O Estado longe de ser democrático e de direito

Por Juliana de Paula Batista, Advogada, ISA e Maurício Guetta, Advogado, ISA. Publicado originalmente no livro Povos Indígenas no Brasil 2011/2016


Atualmente, tramitam 103 proposições legislativas na Câmara dos Deputados, e outras 86 no Senado Federal, relacionadas aos povos indígenas. A maioria delas pretende suprimir ou restringir direitos dos índios sobre suas terras tradicionais.


Não é de hoje que o Congresso Nacional, com suas maiorias parlamentares de ocasião vinculadas a interesses eminentemente privados, vem atuando no sentido de vilipendiar e impor retrocessos a direitos conquistados pelos povos indígenas no ordenamento jurídico brasileiro.

Atualmente, tramitam 103 proposições legislativas na Câmara dos Deputados e outras 86 propostas no Senado Federal relacionadas às questões de interesse dos povos indígenas, incluídas nestes dados propostas de emenda à Constituição Federal, projetos de lei, projetos de decretos legislativos, entre outros. Em sua maioria, tais proposições pretendem suprimir ou restringir direitos dos índios sobre suas terras tradicionais, classificadas pela própria Carta Constitucional como essenciais para a sua sobrevivência física e cultural.

São propostas sobre temas variados, como alterações constitucionais voltadas a paralisar a demarcação das Terras Indígenas ainda pendentes de reconhecimento estatal, anular Terras Indígenas já demarcadas, homologadas e implantadas, bem como permitir o desenvolvimento de atividades minerárias, hidrelétricas e agropecuárias dentro de territórios tradicionais.

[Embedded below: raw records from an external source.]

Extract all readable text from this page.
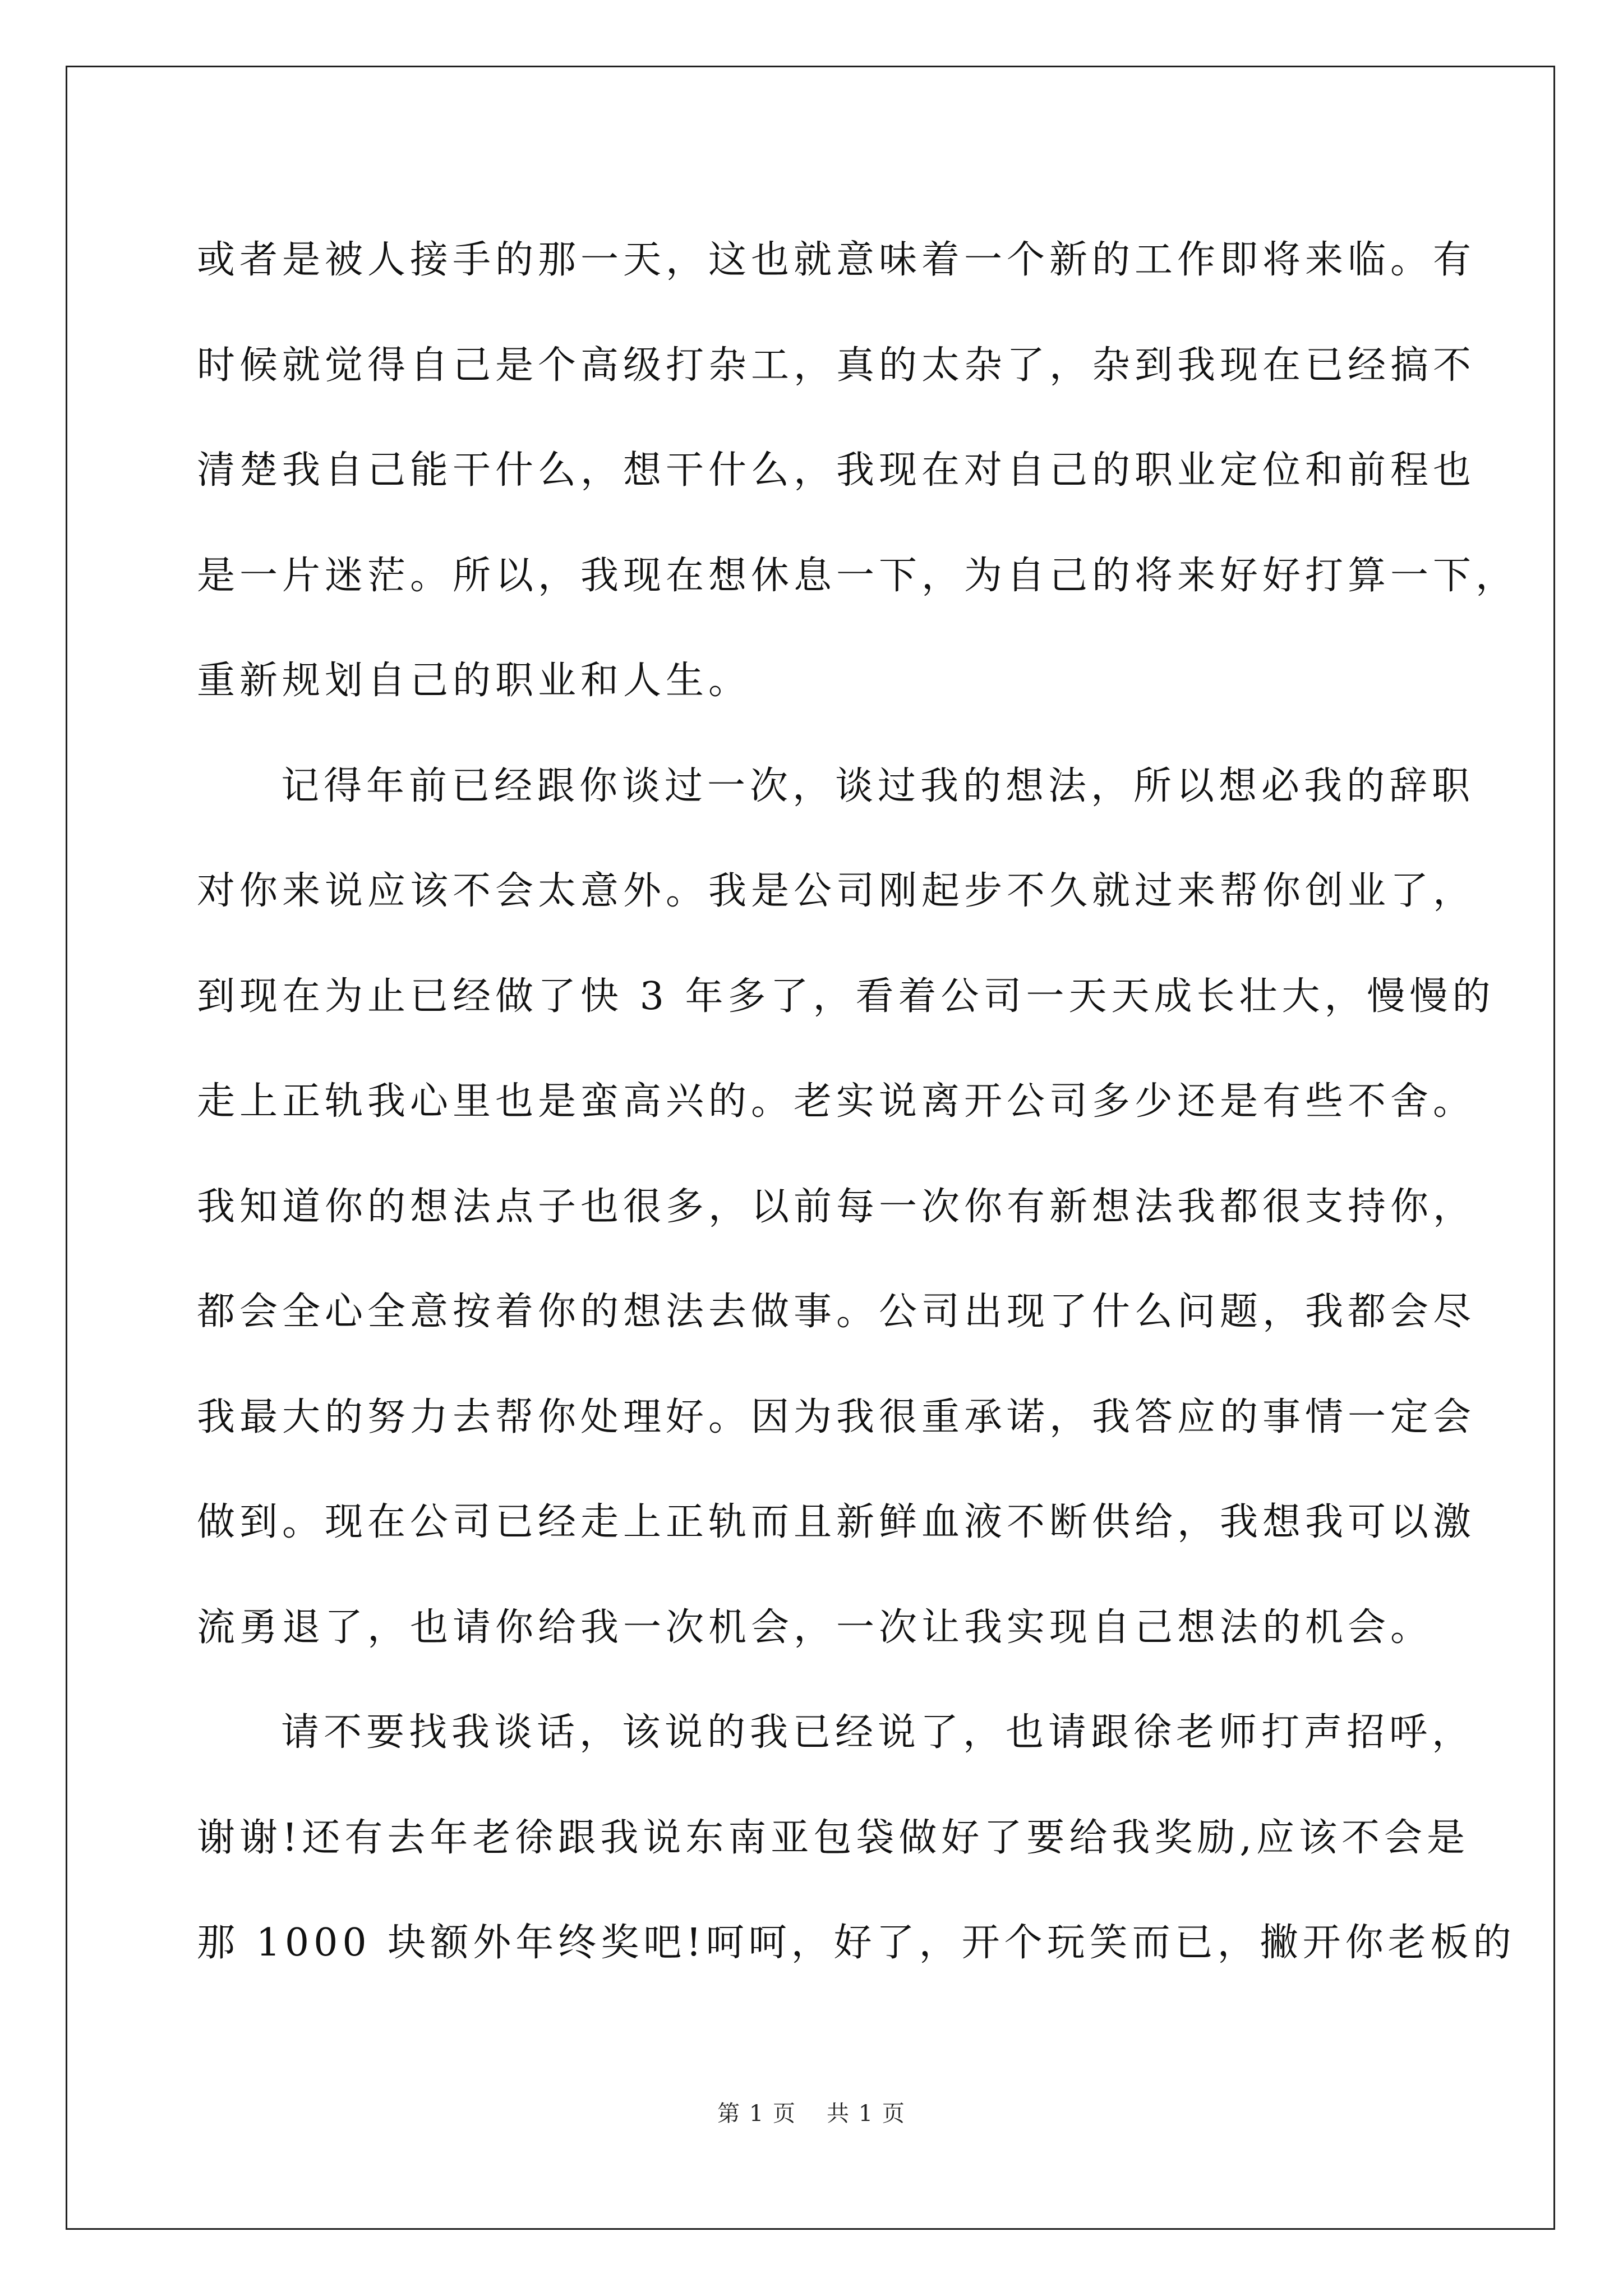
或者是被人接手的那一天，这也就意味着一个新的工作即将来临。有
时候就觉得自己是个高级打杂工，真的太杂了，杂到我现在已经搞不
清楚我自己能干什么，想干什么，我现在对自己的职业定位和前程也
是一片迷茫。所以，我现在想休息一下，为自己的将来好好打算一下，
重新规划自己的职业和人生。
记得年前已经跟你谈过一次，谈过我的想法，所以想必我的辞职
对你来说应该不会太意外。我是公司刚起步不久就过来帮你创业了，
到现在为止已经做了快 3 年多了，看着公司一天天成长壮大，慢慢的
走上正轨我心里也是蛮高兴的。老实说离开公司多少还是有些不舍。
我知道你的想法点子也很多，以前每一次你有新想法我都很支持你，
都会全心全意按着你的想法去做事。公司出现了什么问题，我都会尽
我最大的努力去帮你处理好。因为我很重承诺，我答应的事情一定会
做到。现在公司已经走上正轨而且新鲜血液不断供给，我想我可以激
流勇退了，也请你给我一次机会，一次让我实现自己想法的机会。
请不要找我谈话，该说的我已经说了，也请跟徐老师打声招呼，
谢谢!还有去年老徐跟我说东南亚包袋做好了要给我奖励,应该不会是
那 1000 块额外年终奖吧!呵呵，好了，开个玩笑而已，撇开你老板的
第 1 页 共 1 页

Há, ainda, propostas destinadas a enfraquecer e flexibilizar o licenciamento ambiental, as quais, caso aprovadas, resultariam em impactos negativos aos povos indígenas, notadamente no que diz respeito ao licenciamento para obras de infraestrutura, causadoras de significativa degradação socioambiental.

Não obstante as evidentes contrariedades à Constituição Federal contidas nessas proposições legislativas, sua tramitação segue sem grandes entraves – ressalvada a atuação de alguns parlamentares aliados dos povos indígenas, em número minoritário, e a ampla resistência oferecida pelo movimento indígena e por organizações indigenistas.

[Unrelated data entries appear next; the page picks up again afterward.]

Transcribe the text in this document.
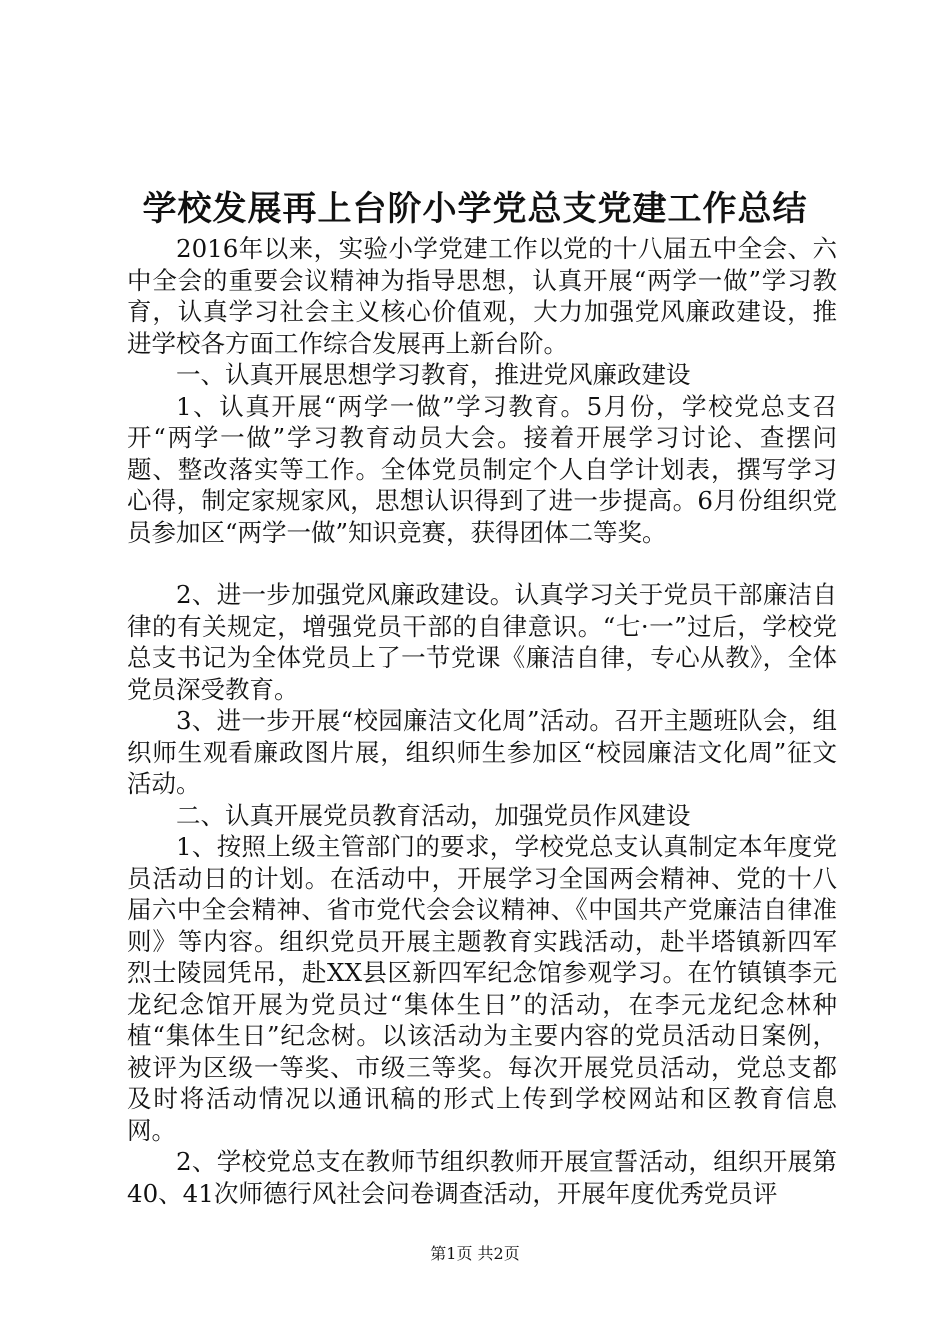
学校发展再上台阶小学党总支党建工作总结

2016年以来，实验小学党建工作以党的十八届五中全会、六中全会的重要会议精神为指导思想，认真开展“两学一做”学习教育，认真学习社会主义核心价值观，大力加强党风廉政建设，推进学校各方面工作综合发展再上新台阶。

一、认真开展思想学习教育，推进党风廉政建设

1、认真开展“两学一做”学习教育。5月份，学校党总支召开“两学一做”学习教育动员大会。接着开展学习讨论、查摆问题、整改落实等工作。全体党员制定个人自学计划表，撰写学习心得，制定家规家风，思想认识得到了进一步提高。6月份组织党员参加区“两学一做”知识竞赛，获得团体二等奖。

2、进一步加强党风廉政建设。认真学习关于党员干部廉洁自律的有关规定，增强党员干部的自律意识。“七·一”过后，学校党总支书记为全体党员上了一节党课《廉洁自律，专心从教》，全体党员深受教育。

3、进一步开展“校园廉洁文化周”活动。召开主题班队会，组织师生观看廉政图片展，组织师生参加区“校园廉洁文化周”征文活动。

二、认真开展党员教育活动，加强党员作风建设

1、按照上级主管部门的要求，学校党总支认真制定本年度党员活动日的计划。在活动中，开展学习全国两会精神、党的十八届六中全会精神、省市党代会会议精神、《中国共产党廉洁自律准则》等内容。组织党员开展主题教育实践活动，赴半塔镇新四军烈士陵园凭吊，赴XX县区新四军纪念馆参观学习。在竹镇镇李元龙纪念馆开展为党员过“集体生日”的活动，在李元龙纪念林种植“集体生日”纪念树。以该活动为主要内容的党员活动日案例，被评为区级一等奖、市级三等奖。每次开展党员活动，党总支都及时将活动情况以通讯稿的形式上传到学校网站和区教育信息网。

2、学校党总支在教师节组织教师开展宣誓活动，组织开展第40、41次师德行风社会问卷调查活动，开展年度优秀党员评

第1页 共2页
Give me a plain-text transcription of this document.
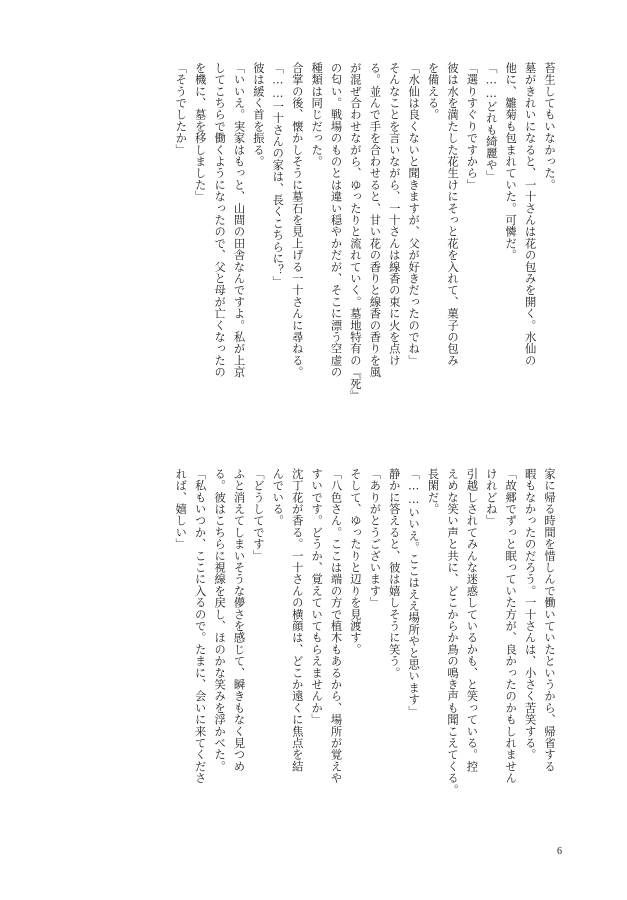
苔生してもいなかった。
墓がきれいになると、一十さんは花の包みを開く。水仙の
他に、雛菊も包まれていた。可憐だ。
「……どれも綺麗や」
「選りすぐりですから」
彼は水を満たした花生けにそっと花を入れて、菓子の包み
を備える。
「水仙は良くないと聞きますが、父が好きだったのでね」
そんなことを言いながら、一十さんは線香の束に火を点け
る。並んで手を合わせると、甘い花の香りと線香の香りを風
が混ぜ合わせながら、ゆったりと流れていく。墓地特有の『死』
の匂い。戦場のものとは違い穏やかだが、そこに漂う空虚の
種類は同じだった。
合掌の後、懐かしそうに墓石を見上げる一十さんに尋ねる。
「……一十さんの家は、長くこちらに？」
彼は緩く首を振る。
「いいえ。実家はもっと、山間の田舎なんですよ。私が上京
してこちらで働くようになったので、父と母が亡くなったの
を機に、墓を移しました」
「そうでしたか」
家に帰る時間を惜しんで働いていたというから、帰省する
暇もなかったのだろう。一十さんは、小さく苦笑する。
「故郷でずっと眠っていた方が、良かったのかもしれません
けれどね」
引越しされてみんな迷惑しているかも、と笑っている。控
えめな笑い声と共に、どこからか鳥の鳴き声も聞こえてくる。
長閑だ。
「……いいえ。ここはええ場所やと思います」
静かに答えると、彼は嬉しそうに笑う。
「ありがとうございます」
そして、ゆったりと辺りを見渡す。
「八色さん。ここは端の方で植木もあるから、場所が覚えや
すいです。どうか、覚えていてもらえませんか」
沈丁花が香る。一十さんの横顔は、どこか遠くに焦点を結
んでいる。
「どうしてです」
ふと消えてしまいそうな儚さを感じて、瞬きもなく見つめ
る。彼はこちらに視線を戻し、ほのかな笑みを浮かべた。
「私もいつか、ここに入るので。たまに、会いに来てくださ
れば、嬉しい」
6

A maior ameaça: PEC Nº 215/2000

De todas as ameaças legislativas, a mais danosa aos povos indígenas do Brasil é a PEC n.o 215/2000, uma vez que objetiva impor drásticas e substanciais alterações no artigo 231 da Constituição Federal, no qual estão previstos os direitos e garantias fundamentais indígenas, além dos artigos 45 e 61 do texto constitucional, bem como dos artigos 67 e 68 do Ato das Disposições Constitucionais Transitórias.

Nesse sentido, o que se propõe na PEC 215/2000 e suas propostas apensas é, em resumo: (1) a alteração da sistemática de reconhecimento das Terras Indígenas, transferindo do Executivo ao Legislativo o poder de decisão final sobre as demarcações, o que imporia significativas dificuldades para a conclusão de processos demarcatórios; (2) a abertura das Terras Indígenas a empreendimentos econômicos e atividades de impacto, como aquelas definidas em lei complementar como sendo de relevante interesse público da União (abrindo margem, tal como definido no Projeto de Lei Complementar n.o 227/2012, à exploração mineral e de potenciais hidrelétricos e à construção de oleodutos, gasodutos, portos, aeroportos, linhas de transmissão de energia, dentre outros), bem como assentamentos rurais de não indígenas e atividades agropecuárias, inclusive mediante arrendamento de terras; e (3) a inserção da tese do “marco temporal da ocupação”, aplicada pelo Supremo Tribunal Federal no julgamento da ação sobre a demarcação da TI Raposa Serra do Sol (RR), no texto da Constituição Federal, como fator temporal limitador do direito originário indígena às terras que tradicionalmente ocupam.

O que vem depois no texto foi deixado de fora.